Unter Berücksichtigung dieser Grundsätze ist nicht der Beschluss des Amtsgerichts über die Eröffnung des Insolvenzverfahrens vom 02.05.2005, sondern allein der Eröffnungsbeschluss vom 01.08.2002 das für die Anwendung des § 183 SGB III maßgebende Insolvenzereignis gewesen. Das mit dem Beschluss vom 01.08.2002 zunächst eingeleitete Insolvenzverfahren war im Hinblick auf einen rechtskräftig bestätigten Insolvenzplan zwar aufgehoben worden. Das SG hat jedoch zu Recht entschieden, dass allein wegen dieser Aufhebung des Insolvenzverfahrens und Durchführung des Insolvenzplanverfahrens nicht von einer Wiedererlangung der Zahlungsfähigkeit des Schuldners auszugehen ist. Die materiell-rechtlichen Wirkungen des Insolvenzplanes betreffen nämlich nur die am Insolvenzplanverfahren Beteiligten, dh. den Schuldner, die Insolvenzgläubiger und die Absonderungsberechtigten. Zudem sind die Wirkungen des Plans nicht endgültig, sondern halten nicht mehr an, wenn der Schuldner gegenüber einem Gläubiger mit der Erfüllung des Plans erheblich in Rückstand gerät (§ 255 Abs 1 Satz 1 InsO). Die mit der Einführung von Insolvenzplanverfahren verfolgten Zielsetzungen rechtfertigen es nicht, das Insolvenzplanverfahren dadurch zu begünstigen, dass den Gläubigern durch die wiederholte Zuerkennung von Insg-Ansprüchen ein Sondervorteil verschafft wird (ausführlich BSG SozR 3-4300 § 183 Nr 3 Rz. 16 ff.).

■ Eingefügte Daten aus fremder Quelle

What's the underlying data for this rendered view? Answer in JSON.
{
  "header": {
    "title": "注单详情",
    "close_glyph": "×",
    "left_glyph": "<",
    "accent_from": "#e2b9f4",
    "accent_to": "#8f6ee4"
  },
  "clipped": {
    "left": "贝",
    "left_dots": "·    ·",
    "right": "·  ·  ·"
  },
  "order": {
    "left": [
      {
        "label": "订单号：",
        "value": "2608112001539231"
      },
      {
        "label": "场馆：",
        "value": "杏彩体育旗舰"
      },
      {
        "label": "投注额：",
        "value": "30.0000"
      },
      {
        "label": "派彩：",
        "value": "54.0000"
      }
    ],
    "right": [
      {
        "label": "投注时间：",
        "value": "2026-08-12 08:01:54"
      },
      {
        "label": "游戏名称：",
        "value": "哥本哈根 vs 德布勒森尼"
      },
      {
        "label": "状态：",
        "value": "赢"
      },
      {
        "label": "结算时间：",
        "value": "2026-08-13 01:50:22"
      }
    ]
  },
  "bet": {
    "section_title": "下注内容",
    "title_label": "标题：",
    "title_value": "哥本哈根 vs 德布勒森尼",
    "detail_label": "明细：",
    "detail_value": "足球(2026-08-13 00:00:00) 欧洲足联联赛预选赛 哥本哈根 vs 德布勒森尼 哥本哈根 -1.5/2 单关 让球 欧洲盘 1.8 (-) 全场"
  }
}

Vorliegend kann entgegen der Auffassung des Klägers auch nicht aufgrund des Verlaufs des Insolvenzplanverfahrens davon ausgegangen werden, dass der Arbeitgeber seine Zahlungsfähigkeit wiedererlangt hat, wie es das BSG grundsätzlich für möglich zu halten scheint (BSG SozR 3-4300 § 183 Nr 3 Rz 21). Zwar ist der Insolvenzplan hier etwa 1 ½ Jahre eingehalten worden, bevor der Arbeitgeber seine Verpflichtungen aus dem Plan nicht mehr erfüllen konnte. Jedoch kann hieraus noch nicht der Schluss gezogen werden, dass er wieder uneingeschränkt in der Lage gewesen ist, seine fälligen Geldschulden im Allgemeinen zu erfüllen, wie es die Rechtsprechung fordert. Hiergegen spricht bereits die erhebliche Belastung durch Ansprüche der Beklagten aus übergegangen Entgeltanspüchen in Folge der Zahlung von Insolvenzgeld an die Arbeitnehmer für die Zeit vom 01.05.2002 bis 31.07.2002. Allein diese Forderungen beliefen sich auf 168.947,80 EUR. Während des Insolvenzplanverfahrens wurde lediglich ein Betrag in Höhe von 21.827,53 EUR getilgt. Hinzukommen dürften weitere nicht unerhebliche Verbindlichkeiten gegenüber anderen Gläubigern, die einer wieder eingetreten Zahlungsfähigkeit entgegenstehen. Nach Auffassung des Senats kann Zahlungsfähigkeit im Insolvenzplanverfahren vor der Planerfüllung, die geeignet wäre, die Sperrwirkung eines Insolvenzereignisses aufzuheben, nur in sehr seltenen Ausnahmefällen eintreten, etwa, wenn kurz vor dem Ende der Laufzeit des Planes oder wenn die wirtschaftliche Situation des Arbeitgebers sich so verbessert hat, dass dieser die dem Insolvenzplan zugrunde liegenden Masseverbindlichkeiten auch sofort erfüllen könnte. Eine solche Konstellation liegt hier nicht vor.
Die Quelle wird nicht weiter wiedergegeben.